If people exchange goods on the market, the value of these goods is expressed in the amound of gold they are worth. When it comes to the money supply, the amound of money in circulation is essentially the amount of gold in a certain economy. If the supply of money (the amount of gold) is to be increased, more gold will be imported or "dug out" depending on the demand of the economy.
However, over time, in need for (persumed) economic interventionism, most countries including US have decided to leave the gold or silver standard and introduce fiat money without the backed value. This has helped the government and the central bank to decide and manipulate the value of money, or as I have previously mentioned at one time one dollar buys you 3 units, at other the same dollar buys 2 or even 1. Fiat money allows the central bank (usually ordered by the government) to expand or contract the supply of money (usually it is expanded), meaning that the government can simply print more money.

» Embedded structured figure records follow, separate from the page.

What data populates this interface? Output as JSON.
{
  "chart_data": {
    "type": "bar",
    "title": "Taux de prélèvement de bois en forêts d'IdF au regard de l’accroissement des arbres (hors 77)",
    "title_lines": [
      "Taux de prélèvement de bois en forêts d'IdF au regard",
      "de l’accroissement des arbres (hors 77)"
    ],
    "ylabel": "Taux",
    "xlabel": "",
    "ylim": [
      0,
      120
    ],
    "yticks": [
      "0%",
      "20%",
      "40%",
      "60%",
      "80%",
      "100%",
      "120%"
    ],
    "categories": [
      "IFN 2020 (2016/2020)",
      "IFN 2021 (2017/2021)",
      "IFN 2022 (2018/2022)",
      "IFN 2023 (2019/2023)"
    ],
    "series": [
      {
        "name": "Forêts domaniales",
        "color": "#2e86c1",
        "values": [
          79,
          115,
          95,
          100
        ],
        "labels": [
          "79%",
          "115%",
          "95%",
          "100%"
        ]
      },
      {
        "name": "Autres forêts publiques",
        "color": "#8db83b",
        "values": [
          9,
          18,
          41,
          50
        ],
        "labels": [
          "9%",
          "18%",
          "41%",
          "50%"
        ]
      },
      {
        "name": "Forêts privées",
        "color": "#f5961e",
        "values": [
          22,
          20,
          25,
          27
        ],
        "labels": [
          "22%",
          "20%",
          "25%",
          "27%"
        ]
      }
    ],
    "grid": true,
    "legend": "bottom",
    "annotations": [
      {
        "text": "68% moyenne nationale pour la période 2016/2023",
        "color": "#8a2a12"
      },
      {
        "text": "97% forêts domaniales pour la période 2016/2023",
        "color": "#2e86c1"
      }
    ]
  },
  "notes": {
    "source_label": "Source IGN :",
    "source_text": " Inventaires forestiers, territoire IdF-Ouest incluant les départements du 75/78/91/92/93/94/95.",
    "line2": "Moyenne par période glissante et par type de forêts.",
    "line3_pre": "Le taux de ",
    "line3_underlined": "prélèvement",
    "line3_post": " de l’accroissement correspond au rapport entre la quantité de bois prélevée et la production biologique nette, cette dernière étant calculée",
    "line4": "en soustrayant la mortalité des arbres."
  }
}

Now let's consider what happens if the government prints more money. If more money is printed, the supply increases, meaning that there is more money in the circulation. According to the rules of supply and demand, the greater the supply, the lower the value considering a stable demand.
Conversely, if a commodity, e.g. money becomes scarce (less money in the economy) than the value of money increases. If more money is printed, the money is more avalible, thus decreasing the cost of borrowing money, meaning that interest rate will decrease. If the supply of money increases, the general price level will rise as the economy will be shifting back towards equilibrium.
This is because, as people have more money, there would be a greater amound of people willing to buy a number of commodities. In order to limit the number of people who can buy these commodities (due to the scarcity of commodities) the prices will go up. This is called demand-pull inflation.
Considering the lack of a backing commodity such as gold, the fiat currencies are often measured against what is known as the basket of goods. It is a concept of a shopping basket with a certain ammount of daily commodities in it, and it is measured how much of these goods can one unit of a currency buy.